Included in the information you provided were extracts from the company's annual report which states that the Administrative Expenses (disclosed as "management fees" in the company's annual reports) consist of Trustee Expenses, Executive Expenses and Fund Expenses.

A significant portion of the administrative expenses is incurred to a second company, being the administrator of the company's schemes. It offers a range of services including: collecting contributions from employers and members, keeping and maintaining member records, providing information to member, processing claims and paying benefits, reporting to trustee and compliance advice and technical services etc. The second company charges fees for the services it provides to the company's schemes.

Other administration expenses include fees paid to consultants, audit fees and fees for other services.

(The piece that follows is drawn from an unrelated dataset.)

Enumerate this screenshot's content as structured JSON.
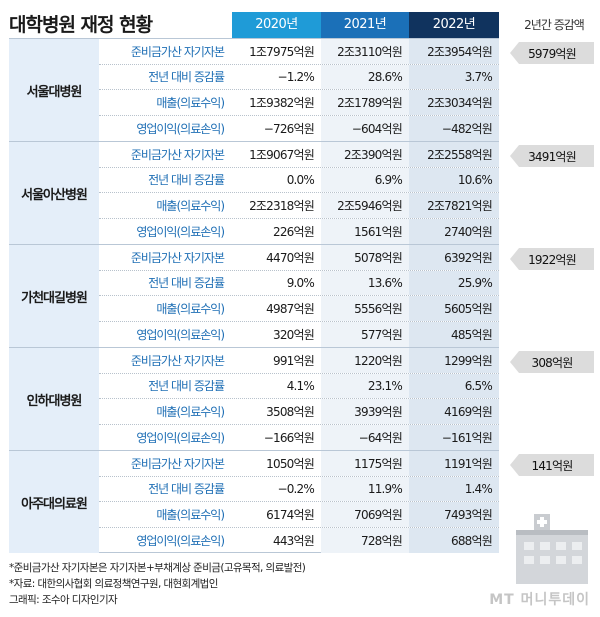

According to the annual report of the company's schemes, for which the company is the trustee, the Scheme Administration Expenses disclosed reconciles with the Management Fees disclosed in the company's annual report. This demonstrates that the company's Management Fees (i.e. scheme administration expenses) are incurred by the company's scheme. The annual report also confirms that there is no accumulation of income or transfer to the reserve of the company.

In accordance with facts given, the objective of the company is to act as Trustee for the company's schemes. The company does not conduct itself with a view to profit, and is never at risk. The company's relationship with the company's schemes and scheme members is a fiduciary relationship; as such the amounts drawn by the company from the reserves or accounts of the relevant company schemes, which in turn, from the company's Administration Account, should not be regarded as the company's income according to ordinary concepts derived by it, in the course of carrying on a business, as it is not (legally and beneficially) their money. Rather it is applied for a particular purpose. Funds are held in trust only, no separate invoicing occurs, the transactions are not part of a normal outgoing and revenue flow of a business and the company is not exposed the loss or risk.